Славят… в памяти тут же всплыла недавняя гульба…

* * *

В съезжей — воеводской — избе успели истопить печь. Даже стоя у дверей Сергей ощущал волны гуляющего по избе жара.

— Значится Шабаненок Кавпейку одолеть сумел? — недоверчиво покачал головой староста Кузьмин. — Чудны дела твои, Господи…

Узловатые пальцы поскребли клочковатую бороденку, хитро прищуренные глаза стрельнули в сторону угрюмо сидящего за столом воеводы. Загрязской потянулся к штофу, казенное вино щедро плеснуло в мутно-зеленого стекла стакан.

— Будем здравы!

Загрязской выпил, закусил щепотью квашеной капусты. Белесая капустная ниточка запуталась в бороде.

— Повезло сопляку — жив остался, — проворчал он, промокнув губы тыльной стороной ладони. — Кавпей его нашинковать мог не хуже, чем твоя жена эту капусту… — в рот воеводы, выразительно поболтавшись перед носом Кузьмина, отправилась еще одна щепоть.

— Ага-ага, — с усмешкой покивал староста. — Тока вышло иначе: не дадено было Кавпею верх взять. Бог-от правду любит… да нам того ж заповедует. Стрельцов ты, чай, милостями не обошел — чем парня одаришь?

Воевода поперхнулся, лохматые брови недоуменно поползли вверх.

— С чего я-то его одаривать должон? Мое ли дело — поморским недорослям кошели набивать?

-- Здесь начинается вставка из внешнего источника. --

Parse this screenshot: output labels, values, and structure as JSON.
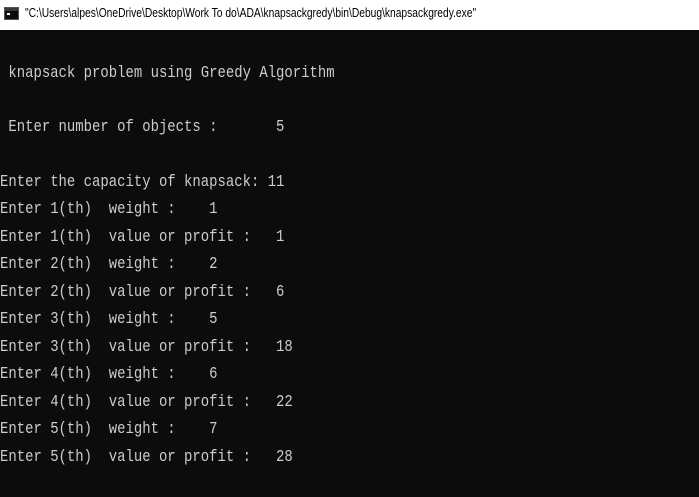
{
  "window": {
    "title": "\"C:\\Users\\alpes\\OneDrive\\Desktop\\Work To do\\ADA\\knapsackgredy\\bin\\Debug\\knapsackgredy.exe\"",
    "icon": "console-app-icon",
    "background_color": "#0c0c0c",
    "text_color": "#cccccc"
  },
  "console": {
    "lines": [
      " knapsack problem using Greedy Algorithm",
      " Enter number of objects :       5",
      "Enter the capacity of knapsack: 11",
      "Enter 1(th)  weight :    1",
      "Enter 1(th)  value or profit :   1",
      "Enter 2(th)  weight :    2",
      "Enter 2(th)  value or profit :   6",
      "Enter 3(th)  weight :    5",
      "Enter 3(th)  value or profit :   18",
      "Enter 4(th)  weight :    6",
      "Enter 4(th)  value or profit :   22",
      "Enter 5(th)  weight :    7",
      "Enter 5(th)  value or profit :   28"
    ]
  }
}
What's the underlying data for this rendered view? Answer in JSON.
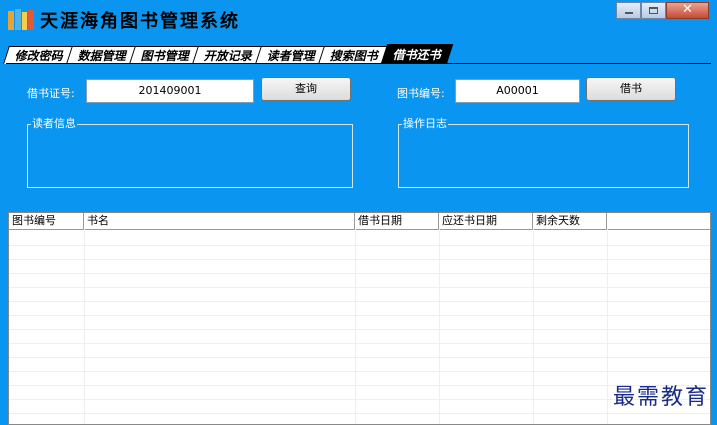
{
  "window": {
    "title": "天涯海角图书管理系统",
    "buttons": {
      "minimize": "minimize",
      "maximize": "maximize",
      "close": "✕"
    }
  },
  "tabs": [
    {
      "label": "修改密码",
      "active": false
    },
    {
      "label": "数据管理",
      "active": false
    },
    {
      "label": "图书管理",
      "active": false
    },
    {
      "label": "开放记录",
      "active": false
    },
    {
      "label": "读者管理",
      "active": false
    },
    {
      "label": "搜索图书",
      "active": false
    },
    {
      "label": "借书还书",
      "active": true
    }
  ],
  "borrow": {
    "card_label": "借书证号:",
    "card_value": "201409001",
    "query_button": "查询",
    "book_label": "图书编号:",
    "book_value": "A00001",
    "borrow_button": "借书",
    "reader_group": "读者信息",
    "log_group": "操作日志"
  },
  "table": {
    "columns": [
      "图书编号",
      "书名",
      "借书日期",
      "应还书日期",
      "剩余天数"
    ],
    "rows": []
  },
  "watermark": "最需教育",
  "colors": {
    "background": "#0a96f0",
    "active_tab": "#000000"
  }
}
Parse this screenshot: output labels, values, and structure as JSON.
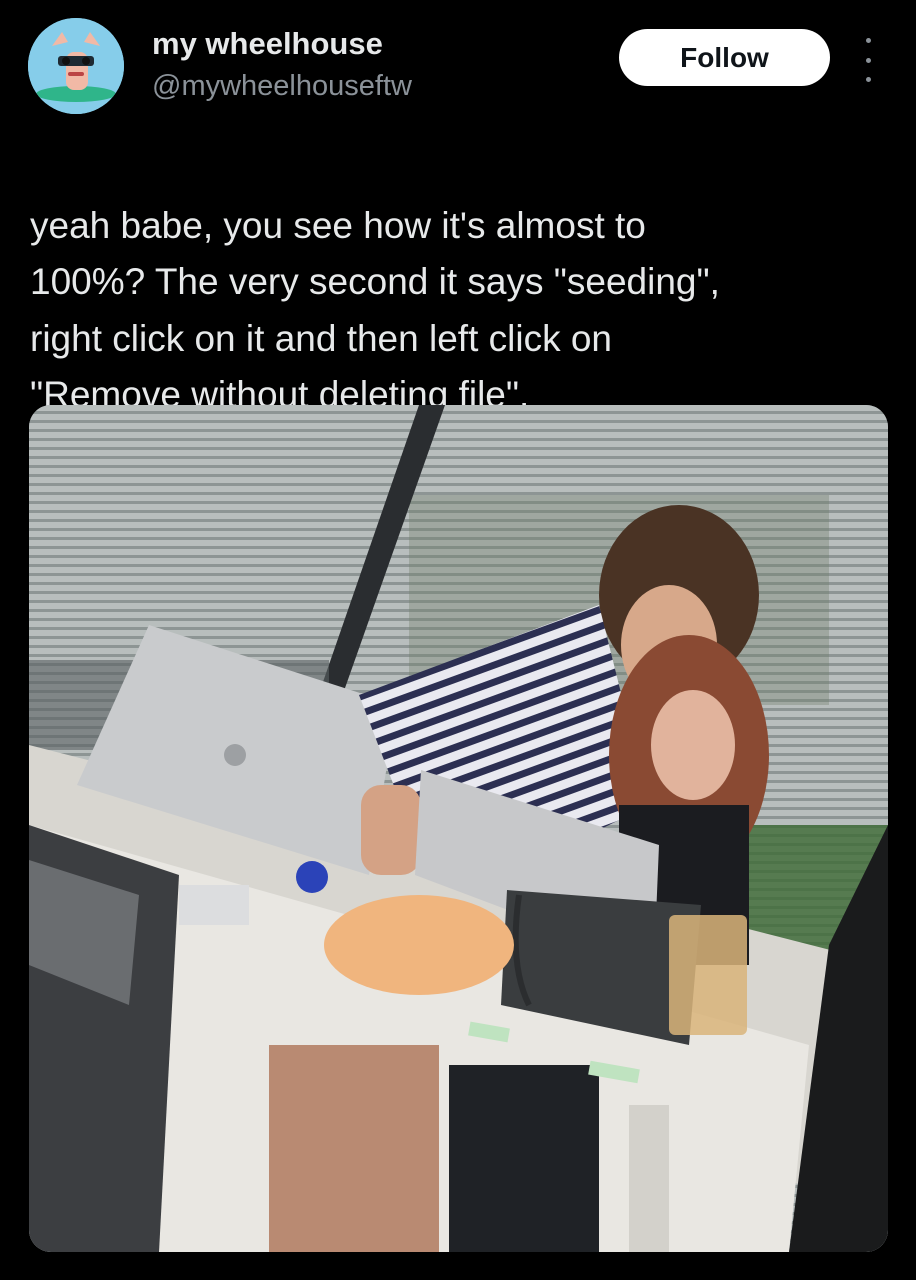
{
  "post": {
    "author": {
      "display_name": "my wheelhouse",
      "handle": "@mywheelhouseftw"
    },
    "follow_label": "Follow",
    "more_icon": "more-vertical-icon",
    "text_lines": [
      "yeah babe, you see how it's almost to",
      "100%? The very second it says \"seeding\",",
      "right click on it and then left click on",
      "\"Remove without deleting file\"."
    ]
  },
  "colors": {
    "background": "#000000",
    "text_primary": "#e7e9ea",
    "text_secondary": "#8b9299",
    "follow_bg": "#ffffff",
    "follow_text": "#0f1419"
  }
}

— С того, что сам за свея немалый барыш поимеешь, — отрезал староста. — Царю-то в радость, что воеводы его ворогов в полон берут.

И без того угрюмый воевода потемнел грозовой тучей.

Объект беседы впервые позволил себе открыть рот:

— Спасибо на добром слове, — поклонился он старосте, — не заради денег старался…

Молния воеводского гнева, вместо того, чтобы обрушиться на старосту, нашла иную цель:

— Молод еще, в разговоры старших встревать! — рявкнул Загрязской. — Радоваться должон, что в теплой избе нашего решения ждешь.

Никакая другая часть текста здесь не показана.